Up and high inside the Indian Himalayas, a far-flung lake placed alongside the snowy mountains scattered with hundreds of human skulls.
Roopkund Lake is placed 5,029 meters (16,500ft) higher than the sea stage at the lowest of a steep slope on Trisul, indeed considered one among India’s highest mountains in the state of Uttarakhand.
The remaining strewn round and below the ice on the “lake of skeletons,” found by a patrolling British woodland ranger in 1942. For greater than half a century, anthropologists and scientists have studied the rest.
The mystery river has attracted curious researchers and site visitors for years.
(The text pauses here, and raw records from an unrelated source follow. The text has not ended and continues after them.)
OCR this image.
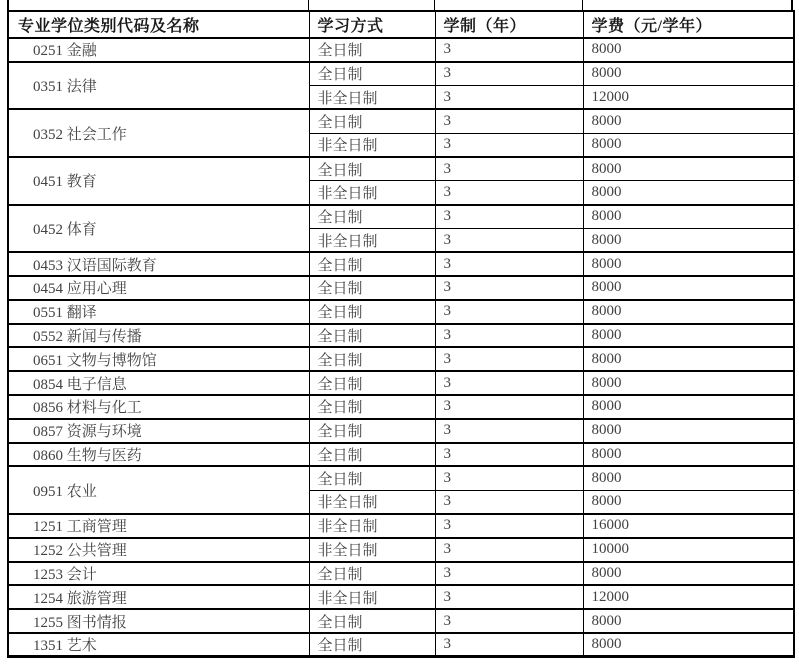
专业学位类别代码及名称	学习方式	学制（年）	学费（元/学年）
0251 金融	全日制	3	8000
0351 法律	全日制	3	8000
	非全日制	3	12000
0352 社会工作	全日制	3	8000
	非全日制	3	8000
0451 教育	全日制	3	8000
	非全日制	3	8000
0452 体育	全日制	3	8000
	非全日制	3	8000
0453 汉语国际教育	全日制	3	8000
0454 应用心理	全日制	3	8000
0551 翻译	全日制	3	8000
0552 新闻与传播	全日制	3	8000
0651 文物与博物馆	全日制	3	8000
0854 电子信息	全日制	3	8000
0856 材料与化工	全日制	3	8000
0857 资源与环境	全日制	3	8000
0860 生物与医药	全日制	3	8000
0951 农业	全日制	3	8000
	非全日制	3	8000
1251 工商管理	非全日制	3	16000
1252 公共管理	非全日制	3	10000
1253 会计	全日制	3	8000
1254 旅游管理	非全日制	3	12000
1255 图书情报	全日制	3	8000
1351 艺术	全日制	3	8000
Depending on the season and weather, the lake, which stays frozen for most of the year, expands and shrinks. Only while the snow melts are the skeletons visible, once in a while with flesh attached and adequately preserved. To date, the skeletal stays of a predicted 600-800 human beings had been discovered here. In tourism promotions, the neighborhood authorities describe it as a “mystery lake.”
One ancient theory states that it remains to an Indian prince, his wife, and their servants, all of those who moldered in a snowstorm some 870 years ago.
Some others gave suggestions about some of the remaining Indian military soldiers who tried to perish Tibet in 1841 and lost their lives back to Tibetian. More than 70 of them were strained to find their way back home above the Himalayas and lost their lives on the way back.
Also, it was merely an assumption that the skeletons were of a single herd of people who were perished, all of them together in a single destructive incident during the 9th Century.
The researchers genetically analyzed and carbon-dated the remains of 38 bodies, including 15 women, discovered on the river – a number of them then returned to around 1,200 years.